I send and receive a lot of email. I have my own style of corresponding via email, and when I receive an email which does not fit my style, I have a negative response. I never thought of writing down what I liked and disliked about emails until I read an interesting article by Paul Unger of Affinity Consulting entitled, “Email Etiquette.” He lists the do’s and dont’s of email, all of which coincided nicely with my personal style. Below is a summary of his, and my, best practices when it comes to email. How many do you follow?
- Always use proper grammar and avoid misspelled words. There’s no excuse for an email to read like it was written by my daughter in second grade
- Include your complete contact information. This can be accomplished by using the Signature feature included with all email programs.
- Use a descriptive subject line. Your email stands a better chance of being read and a subject line alerts the reader to the contents.
- Be careful about blind copying (bcc). Using the bcc feature allows you to include someone as a recipient without anyone knowing. The problem is, the blind cc recipient can hit “reply all” and then your attempt at secrecy is revealed. It is better practice to send the email twice, once to the intended recipients and again to the person you would have otherwise bcc’d.
- Do not use CAPITAL letters. This was originally meant to convey shouting, but in addition to that, emails in ALL CAPITAL LETTERS IS ANNOYING.

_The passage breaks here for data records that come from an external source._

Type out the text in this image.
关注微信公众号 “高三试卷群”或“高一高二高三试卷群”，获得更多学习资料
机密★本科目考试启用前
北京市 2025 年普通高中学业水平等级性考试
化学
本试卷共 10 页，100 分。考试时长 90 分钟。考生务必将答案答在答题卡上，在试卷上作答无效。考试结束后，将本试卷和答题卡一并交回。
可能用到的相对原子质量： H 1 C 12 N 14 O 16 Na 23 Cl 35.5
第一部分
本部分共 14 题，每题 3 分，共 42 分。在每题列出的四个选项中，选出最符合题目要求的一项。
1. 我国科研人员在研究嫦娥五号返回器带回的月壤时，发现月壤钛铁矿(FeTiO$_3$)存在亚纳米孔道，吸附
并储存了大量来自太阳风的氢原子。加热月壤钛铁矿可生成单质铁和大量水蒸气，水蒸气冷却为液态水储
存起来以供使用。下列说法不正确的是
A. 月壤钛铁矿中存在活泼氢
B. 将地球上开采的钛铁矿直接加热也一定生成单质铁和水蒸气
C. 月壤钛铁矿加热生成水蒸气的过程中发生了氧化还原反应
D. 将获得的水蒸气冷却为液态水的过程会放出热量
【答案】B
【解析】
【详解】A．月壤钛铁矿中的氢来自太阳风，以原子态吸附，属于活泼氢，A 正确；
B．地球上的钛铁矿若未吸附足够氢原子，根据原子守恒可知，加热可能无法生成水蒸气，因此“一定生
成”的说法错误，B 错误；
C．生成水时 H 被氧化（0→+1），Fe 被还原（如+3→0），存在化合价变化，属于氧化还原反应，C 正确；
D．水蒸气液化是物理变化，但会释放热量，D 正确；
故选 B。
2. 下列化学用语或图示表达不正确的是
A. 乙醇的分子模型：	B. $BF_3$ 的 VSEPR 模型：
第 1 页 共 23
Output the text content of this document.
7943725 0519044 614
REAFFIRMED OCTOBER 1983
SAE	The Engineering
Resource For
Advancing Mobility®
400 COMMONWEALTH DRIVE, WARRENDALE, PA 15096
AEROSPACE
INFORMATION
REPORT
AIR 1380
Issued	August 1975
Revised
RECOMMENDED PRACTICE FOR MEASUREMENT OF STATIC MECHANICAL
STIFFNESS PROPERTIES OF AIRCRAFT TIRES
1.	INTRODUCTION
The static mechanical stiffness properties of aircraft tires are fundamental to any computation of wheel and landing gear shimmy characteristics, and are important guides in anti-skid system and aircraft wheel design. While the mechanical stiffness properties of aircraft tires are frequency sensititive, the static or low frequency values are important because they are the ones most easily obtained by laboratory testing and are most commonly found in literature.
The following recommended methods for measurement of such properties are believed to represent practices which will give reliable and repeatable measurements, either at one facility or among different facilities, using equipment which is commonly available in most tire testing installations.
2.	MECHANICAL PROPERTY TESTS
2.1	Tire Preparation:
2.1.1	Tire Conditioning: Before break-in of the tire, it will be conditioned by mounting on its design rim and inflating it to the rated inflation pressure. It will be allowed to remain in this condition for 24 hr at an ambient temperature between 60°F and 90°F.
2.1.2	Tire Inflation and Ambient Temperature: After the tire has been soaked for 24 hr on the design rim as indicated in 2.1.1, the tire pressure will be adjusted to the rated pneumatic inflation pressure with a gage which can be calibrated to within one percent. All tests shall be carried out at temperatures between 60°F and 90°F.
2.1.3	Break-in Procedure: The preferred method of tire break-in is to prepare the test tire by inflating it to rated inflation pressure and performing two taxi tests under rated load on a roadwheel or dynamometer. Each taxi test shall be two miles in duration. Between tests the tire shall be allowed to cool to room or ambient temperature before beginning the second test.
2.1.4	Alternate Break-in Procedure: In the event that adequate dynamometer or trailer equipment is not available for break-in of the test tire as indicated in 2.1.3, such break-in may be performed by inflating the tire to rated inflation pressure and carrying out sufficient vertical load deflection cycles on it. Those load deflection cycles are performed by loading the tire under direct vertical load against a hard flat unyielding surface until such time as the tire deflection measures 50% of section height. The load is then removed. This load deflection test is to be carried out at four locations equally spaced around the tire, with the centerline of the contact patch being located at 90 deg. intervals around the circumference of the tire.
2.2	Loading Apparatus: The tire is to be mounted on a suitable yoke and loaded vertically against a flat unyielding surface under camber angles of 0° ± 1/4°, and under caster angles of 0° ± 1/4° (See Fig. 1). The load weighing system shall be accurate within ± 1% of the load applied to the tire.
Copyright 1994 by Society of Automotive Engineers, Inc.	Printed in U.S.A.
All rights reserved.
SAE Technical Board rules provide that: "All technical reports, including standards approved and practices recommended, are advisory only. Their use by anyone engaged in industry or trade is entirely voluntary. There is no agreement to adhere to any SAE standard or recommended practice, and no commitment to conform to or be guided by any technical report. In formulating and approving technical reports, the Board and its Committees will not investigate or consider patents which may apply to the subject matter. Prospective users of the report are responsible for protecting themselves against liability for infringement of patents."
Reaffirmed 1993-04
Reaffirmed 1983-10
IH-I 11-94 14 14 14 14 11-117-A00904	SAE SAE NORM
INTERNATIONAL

- Be judicious in forwarding. Don’t forward jokes, chain messages or other wastes of time. It may have been entertaining to you, but my inbox is too full to worry about such nonsense.
- Emails taken out of context. Emails do not have the subtlety or nuance of the spoken word. People often misinterpret the meaning of an email. If it is important, consider face to face or a phone call to avoid confusion. I can’t tell you how many times my wife has read some unintended meaning into an innocuous email of mine, leaving me to explain that was not my intention.
- Be mindful of when you write and send emails. Don’t send emails while angry, tired or . . . intoxicated. Feel free to write an email, but pause before hitting send. As stated above, emails can be taken out of context, or alternatively, you could be crystal clear and live to regret it. Also remember, a saved email lasts forever.
- When replying, consider deleting some of the past history of the email chain. My default setting is to include the text of the email to which I am responding. If the recipient’s default is the same, you can end up with a really long email chain. This is unnecessary and you should delete all but the last reply or retain only salient responses.
- Watch the AutoFill feature for email addresses. I generally like this feature, but if you are in a hurry, you may inadvertently send your email to the wrong recipient. This has happened to me on more than one occasion. While it has been merely embarrassing up to this point, I could see how sending the email to the wrong recipient with a similar email address could be serious trouble.
While the above list is not exhaustive, I thought it was helpful to see it committed to writing. It has served as a reminder and reinforcement to my own email habits.